DAVID FOLKENFLIK: And he challenged his firing in 2007, Clive Goodman, by saying, hey, look, I was told that I would be allowed to keep my job if I kept my mouth shut and I didn't implicate anybody else. I did that. I expect Tom Crone, then the top lawyer for the tabloid, and Andrew Coulson, then the top - who had been the top editor there, to keep their word. That certainly suggests a cover-up.

MONTAGNE: Well, you mentioned the law firm. And of course that's the law firm that Rupert Murdoch has said, you know, was called in to the bottom of this mess. Well, now it has come out saying something rather different.

FOLKENFLIK: The law firm says not at all. We weren't asked that question.

MONTAGNE: Now, Rupert Murdoch's son James has already defended his testimony in effect that he knew nothing and top people knew nothing. What does he and what does News Corp. say now?

FOLKENFLIK: I think it's important to indicate these are allegations, not proven. But they do seem substantive. And, in fact, Goodman hasn't come forward publicly to say this. This was revealed in documents submitted to the committee.
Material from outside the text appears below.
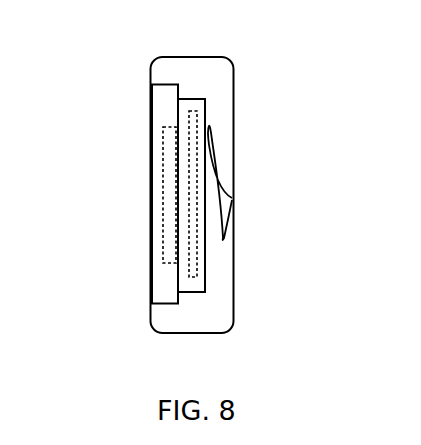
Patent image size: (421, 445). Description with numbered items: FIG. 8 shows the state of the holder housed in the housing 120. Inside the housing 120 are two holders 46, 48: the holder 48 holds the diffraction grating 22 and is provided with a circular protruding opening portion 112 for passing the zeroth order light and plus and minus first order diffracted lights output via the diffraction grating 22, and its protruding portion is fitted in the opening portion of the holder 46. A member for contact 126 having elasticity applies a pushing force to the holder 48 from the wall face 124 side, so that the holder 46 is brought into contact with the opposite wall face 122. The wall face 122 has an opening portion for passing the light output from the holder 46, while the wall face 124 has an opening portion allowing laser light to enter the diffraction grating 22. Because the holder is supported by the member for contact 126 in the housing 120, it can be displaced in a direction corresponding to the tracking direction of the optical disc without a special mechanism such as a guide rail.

MONTAGNE: What can we expect next?

FOLKENFLIK: Well, the committee has indicated that it's calling back a series of executives and editors for the tabloid. And it's going to be asking James Murdoch - or looking closely at James Murdoch's testimony. And it has indicated it's likely to recall him as well. They really are calling into question some of the testimony that has been received before parliament this summer and in years past.

MONTAGNE: David, thanks very much.

FOLKENFLIK: You bet.

MONTAGNE: That's NPR media correspondent David Folkenflik.